Gelegentlich fühlte ich mich wie ein menschlicher Lügendetektor. In solchen Situationen wünschte ich mir oft, all dies nicht erkennen zu können. Wer immer der Anrufer war – wegen Maries Arbeit hatte er garantiert nicht angerufen. Sofort war meine Neugierde geweckt, doch ich nickte nur knapp und verschwand mit einem Lächeln in der Küche. Nach den Ereignissen der Vergangenheit hatte ich beschlossen, meiner Freundin zu vertrauen.

»Manchmal haben Menschen eben ihre kleinen Geheimnisse voreinander«, erinnerte ich mich selbst, um meine innere Stimme zu übertönen, die lauthals die Wahrheit verlangte. »Nicht hinter jeder unbedeutenden Lüge steckt unbedingt eine Verschwörung zu Mord und Totschlag!«

Kapitel 2

Dienstag, 30. November, 06.42 Uhr

»Möchtest du noch?«, fragte Marie und hielt mir die halb volle Kaffeekanne entgegen. Ich deutete ein Nicken an, während ich in der Morgenzeitung blätterte, die vor mir auf dem Tisch lag. Frischer Kaffee ergoss sich in meine Tasse. Der Duft des kräftigen Getränks stieg mir in die Nase. »Es wurde auch langsam Zeit, dass die den Typ endlich erwischen.«

Irritiert schaute ich meine Freundin an. »Wovon sprichst du?«

»Na, von dem Artikel da«, antwortete sie und zeigte auf die Lokalseite meiner Zeitung.
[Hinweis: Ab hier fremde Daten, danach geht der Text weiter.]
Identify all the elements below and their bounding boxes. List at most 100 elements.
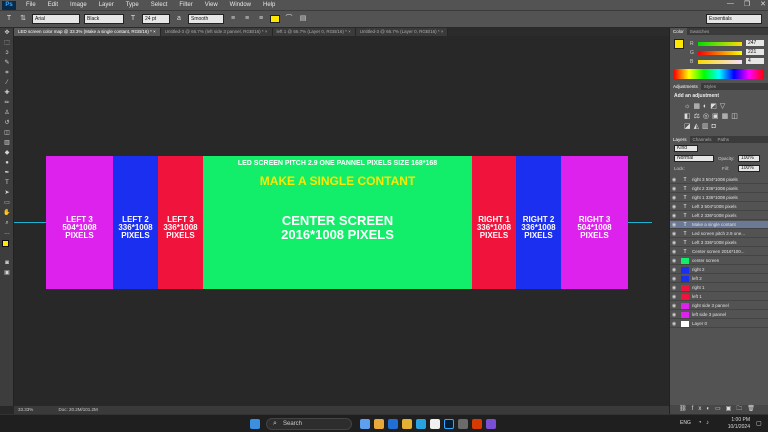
office-icon[interactable] [472, 419, 482, 429]
visibility-eye-icon[interactable]: ◉ [670, 176, 678, 184]
visibility-eye-icon[interactable]: ◉ [670, 275, 678, 283]
character-panel-icon[interactable]: ▤ [298, 14, 308, 24]
layer-row[interactable]: ◉ Tright 1 336*1008 pixels [670, 194, 768, 202]
visibility-eye-icon[interactable]: ◉ [670, 248, 678, 256]
layer-row[interactable]: ◉ Tright 2 336*1008 pixels [670, 185, 768, 193]
layer-row[interactable]: ◉ T Left 2 336*1008 pixels [670, 212, 768, 220]
layer-row[interactable]: ◉ left 1 [670, 293, 768, 301]
menu-window[interactable]: Window [224, 2, 257, 8]
layer-kind-filter[interactable]: Kind [674, 145, 698, 152]
b-slider[interactable] [698, 60, 742, 64]
dodge-tool-icon[interactable]: ● [0, 158, 14, 168]
visibility-eye-icon[interactable]: ◉ [670, 203, 678, 211]
taskbar-search[interactable]: ⌕ Search [266, 418, 352, 430]
photoshop-taskbar-icon[interactable] [444, 419, 454, 429]
tab-color[interactable]: Color [670, 28, 687, 35]
tab-paths[interactable]: Paths [715, 136, 733, 143]
g-slider[interactable] [698, 51, 742, 55]
shape-tool-icon[interactable]: ▭ [0, 198, 14, 208]
tab-swatches[interactable]: Swatches [687, 28, 713, 35]
b-value[interactable]: 4 [746, 58, 764, 64]
layer-row[interactable]: ◉ Layer 0 [670, 320, 768, 328]
file-explorer-icon[interactable] [402, 419, 412, 429]
r-slider[interactable] [698, 42, 742, 46]
layer-row[interactable]: ◉ T Left 3 336*1008 pixels [670, 239, 768, 247]
menu-select[interactable]: Select [145, 2, 174, 8]
layer-row[interactable]: ◉ left side 3 pannel [670, 311, 768, 319]
gradient-tool-icon[interactable]: ▥ [0, 138, 14, 148]
volume-icon[interactable]: ♪ [706, 420, 709, 426]
tab-layers[interactable]: Layers [670, 136, 690, 143]
notification-icon[interactable]: ▢ [756, 420, 762, 427]
visibility-eye-icon[interactable]: ◉ [670, 320, 678, 328]
photoshop-logo-icon[interactable]: Ps [2, 0, 16, 10]
app-icon[interactable] [486, 419, 496, 429]
layers-footer-icons[interactable]: ⛓fx◐▭▣🗀🗑 [670, 405, 768, 414]
menu-edit[interactable]: Edit [42, 2, 64, 8]
r-value[interactable]: 247 [746, 40, 764, 46]
visibility-eye-icon[interactable]: ◉ [670, 266, 678, 274]
menu-filter[interactable]: Filter [173, 2, 198, 8]
menu-layer[interactable]: Layer [93, 2, 120, 8]
layer-row[interactable]: ◉ center screen [670, 257, 768, 265]
edge-icon[interactable] [416, 419, 426, 429]
visibility-eye-icon[interactable]: ◉ [670, 302, 678, 310]
hand-tool-icon[interactable]: ✋ [0, 208, 14, 218]
lasso-tool-icon[interactable]: ↄ [0, 48, 14, 58]
align-right-icon[interactable]: ≡ [256, 14, 266, 24]
document-canvas[interactable]: LEFT 3 504*1008 PIXELS LEFT 2 336*1008 P… [46, 156, 628, 289]
tab-channels[interactable]: Channels [690, 136, 715, 143]
warp-text-icon[interactable]: ⌒ [284, 14, 294, 24]
layer-row[interactable]: ◉ left 2 [670, 275, 768, 283]
visibility-eye-icon[interactable]: ◉ [670, 212, 678, 220]
opacity-input[interactable]: 100% [738, 155, 760, 162]
layer-row-selected[interactable]: ◉ T Make a single contant [670, 221, 768, 229]
layer-row[interactable]: ◉ T Left 3 504*1008 pixels [670, 203, 768, 211]
layer-row[interactable]: ◉ Tright 3 504*1008 pixels [670, 176, 768, 184]
adjustment-icons-row-1[interactable]: ☼▦◐◩▽ [684, 102, 728, 110]
visibility-eye-icon[interactable]: ◉ [670, 185, 678, 193]
visibility-eye-icon[interactable]: ◉ [670, 230, 678, 238]
menu-view[interactable]: View [199, 2, 224, 8]
font-family-select[interactable]: Arial [32, 14, 80, 24]
color-spectrum-ramp[interactable] [674, 69, 764, 79]
clock-date[interactable]: 10/1/2024 [720, 424, 750, 430]
healing-tool-icon[interactable]: ✚ [0, 88, 14, 98]
maximize-button[interactable]: ❐ [744, 0, 750, 8]
g-value[interactable]: 221 [746, 49, 764, 55]
start-button-icon[interactable] [250, 419, 260, 429]
zoom-level[interactable]: 33.33% [18, 407, 33, 412]
path-select-tool-icon[interactable]: ➤ [0, 188, 14, 198]
network-icon[interactable]: ◔ [698, 420, 702, 426]
fill-input[interactable]: 100% [738, 165, 760, 172]
align-center-icon[interactable]: ≡ [242, 14, 252, 24]
tab-adjustments[interactable]: Adjustments [670, 83, 701, 90]
text-color-swatch[interactable] [270, 15, 280, 23]
zoom-tool-icon[interactable]: ⌕ [0, 218, 14, 228]
widget-icon[interactable] [374, 419, 384, 429]
type-tool-icon[interactable]: T [4, 14, 14, 24]
menu-image[interactable]: Image [64, 2, 93, 8]
move-tool-icon[interactable]: ✥ [0, 28, 14, 38]
visibility-eye-icon[interactable]: ◉ [670, 257, 678, 265]
eraser-tool-icon[interactable]: ◫ [0, 128, 14, 138]
layer-row[interactable]: ◉ right side 3 pannel [670, 302, 768, 310]
pen-tool-icon[interactable]: ✒ [0, 168, 14, 178]
menu-type[interactable]: Type [120, 2, 145, 8]
layer-row[interactable]: ◉ right 1 [670, 284, 768, 292]
menu-file[interactable]: File [20, 2, 42, 8]
tab-untitled-3b[interactable]: Untitled-3 @ 66.7% (Layer 0, RGB/16) * × [355, 28, 449, 36]
orientation-icon[interactable]: ⇅ [18, 14, 28, 24]
quick-select-tool-icon[interactable]: ✎ [0, 58, 14, 68]
close-button[interactable]: ✕ [760, 0, 766, 8]
visibility-eye-icon[interactable]: ◉ [670, 239, 678, 247]
clock-time[interactable]: 1:00 PM [720, 417, 750, 423]
visibility-eye-icon[interactable]: ◉ [670, 293, 678, 301]
stamp-tool-icon[interactable]: ♙ [0, 108, 14, 118]
tab-styles[interactable]: Styles [701, 83, 719, 90]
foreground-color-swatch[interactable] [674, 39, 684, 49]
minimize-button[interactable]: — [727, 0, 734, 8]
color-swatches[interactable] [0, 238, 13, 258]
eyedropper-tool-icon[interactable]: ⁄ [0, 78, 14, 88]
blend-mode-select[interactable]: Normal [674, 155, 714, 162]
»Heiße Spur bei Einbruchserie«, stand dort als Überschrift.

Weitere Hinweise, worum es ging, brauchte der Reporter in der Schlagzeile nicht zu geben. Neben Nancys Verschwinden war die immer größer werdende Reihe von Einbrüchen in den vergangenen Wochen das Gesprächsthema schlechthin gewesen. Neugierig las ich die Zeilen. Der Verfasser gab einen kurzen Rückblick auf die zurückliegenden Ereignisse. Mehrere Wohnungen waren in den letzten Monaten geplündert worden. Meist waren die Einbrecher durch eingeworfene Fenster eingedrungen. Sie hatten dabei nicht nur unzählige Wertgegenstände gestohlen. Es waren auch die Einrichtungen verwüstet und aggressive Graffiti an die Wände gesprüht worden.

Bei ihren Beutezügen hatten die Täter nicht einmal vor dem vornehmen Villenviertel unserer Stadt zurückgeschreckt. Der dortige Einbruchversuch war jedoch kläglich an einer Alarmanlage gescheitert, sodass sie unverrichteter Dinge abziehen mussten. Erst am Ende des Berichts kam der Zeitungsreporter auf die besagte heiße Spur aus der Titelzeile zu sprechen. Die Polizei befasse sich derzeit mit einer Jugendbande, die auf den Kinderspielplatz an der Seewiese ähnliche Graffiti geschmiert hatte wie die Vandalen an den Tatorten. Die Polizei hoffe nun, die Täter ausfindig machen und das Diebesgut sicherstellen zu können. Der Hinweis auf die Seewiese ließ mich hellhörig werden, denn dieser lang gezogene Park unterhalb der Altstadt war nicht weit von meiner Beratungsschule entfernt.

»Das ist nicht gut«, sagte ich in Gedanken, nachdem ich den gesamten Text gelesen hatte.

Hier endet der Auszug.